The mix of fuels used for electricity generation has evolved over time. The recent decline in the share of coal, and the concurrent rise in the share of gas, was mainly a market-driven response to lower gas prices, the agency said. Between 2000 and 2008, coal was significantly less expensive than gas, and coal supplied about half of total U.S. generation. However, beginning in 2009, the price gap narrowed as large amounts of shale gas changed the balance between supply and demand in U.S. gas markets.

 

In the agency’s forecast, gas provides 33 percent of generation in 2016 while coal's share falls to 32 percent. Looking forward, the agency said, environmental regulations may play a larger role in conjunction with market forces. Owners of some coal plants will face decisions to either retire units or reduce their utilization rate to comply with requirements to reduce carbon dioxide emissions, the EIA said.

 

 

 

‘Missing’ barrels of oil in world market may be a statistical error

 

(Wall Street Journal; March 17) - There is mystery at the heart of the oversupplied global oil market: missing barrels of crude.
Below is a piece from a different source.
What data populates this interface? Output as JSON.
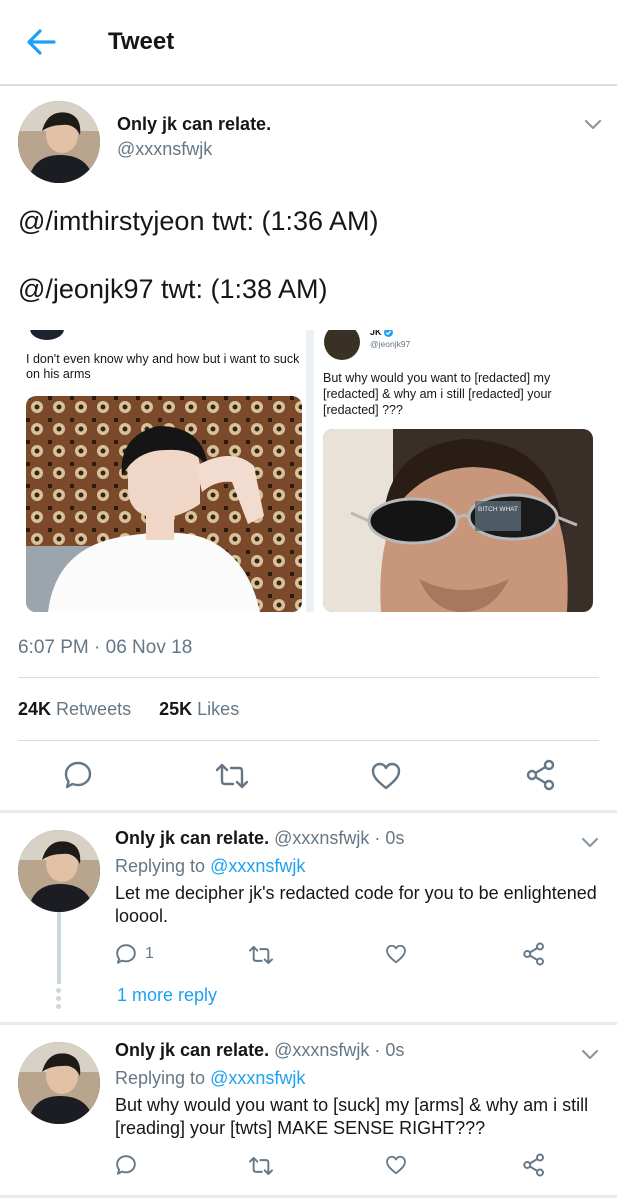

Last year, there were 800,000 barrels of oil a day unaccounted for by the International Energy Agency, the energy monitor that puts together data on crude supply and demand. Where these barrels ended up, or if they even existed, is key to an oil market that remains under pressure from the glut in crude.

 

Some analysts say the barrels may be in China. Others say the barrels were created by flawed accounting and they don’t actually exist. If they don’t exist, then the oversupply that has driven crude prices to decade lows could be much smaller than estimated and prices could rebound faster. Whatever the answer, the discrepancy underscores how oil prices flip around based on uncertain data. Barrels have gone missing before, but last year the tally of unaccounted-for oil grew to its highest level in 17 years.

 

Here’s how a barrel of oil goes “missing.” The IEA estimated last year that on average the world produced 1.9 million barrels a day more than there was demand for. Of that, 770,000 barrels went into onshore storage, while roughly 300,000 barrels were in transit on the seas or via pipelines — leaving 800,000 barrels unaccounted for. Most analysts think statistical limitations create errors into the data. Oil data is “an imperfect science,” said Rob Haworth, senior investment strategist at U.S. Bank Wealth Management.

 

 

 

Producers and traders get into the business of exporting U.S. oil

 

(Bloomberg; March 18) - Three months since the U.S. lifted a 40-year ban on oil exports, American crude is flowing to virtually every corner of the market and reshaping the world’s energy map. Overseas sales, which started Dec. 31, have been picking up speed. Oil companies including ExxonMobil and China Petroleum and Chemical Corp. have joined traders such as Vitol Group and Trafigura in exporting U.S. crude.

 

The "growing volumes of exports" from the U.S. are now "spooking the markets," Amrita Sen, chief oil analyst at consultants Energy Aspects in London, said in a note. With American stockpiles at unprecedented levels, oil tankers laden with U.S. crude have docked in, or are heading to, countries including France, Germany, the Netherlands, Israel, China and Panama. Oil traders said other destinations are likely, just as supplies in Europe and the Mediterranean region are also increasing.

 

Still, the U.S. is likely to remain a small exporter compared with OPEC giants Saudi Arabia, Iran and Iraq and non-OPEC Mexico and Russia. Ian Taylor, CEO of Vitol, the company behind the first U.S. export, believes it will remain a "very marginal business.” Yet, sales are growing. Enterprise Products Partners, one of the biggest operators of oil ports in the U.S., said it expected to handle crude and condensate exports of about 165,000 barrels a day during the first quarter. Exxon in early March became the first U.S. major to export crude, sending a tanker from Texas to a refinery it owns in Italy.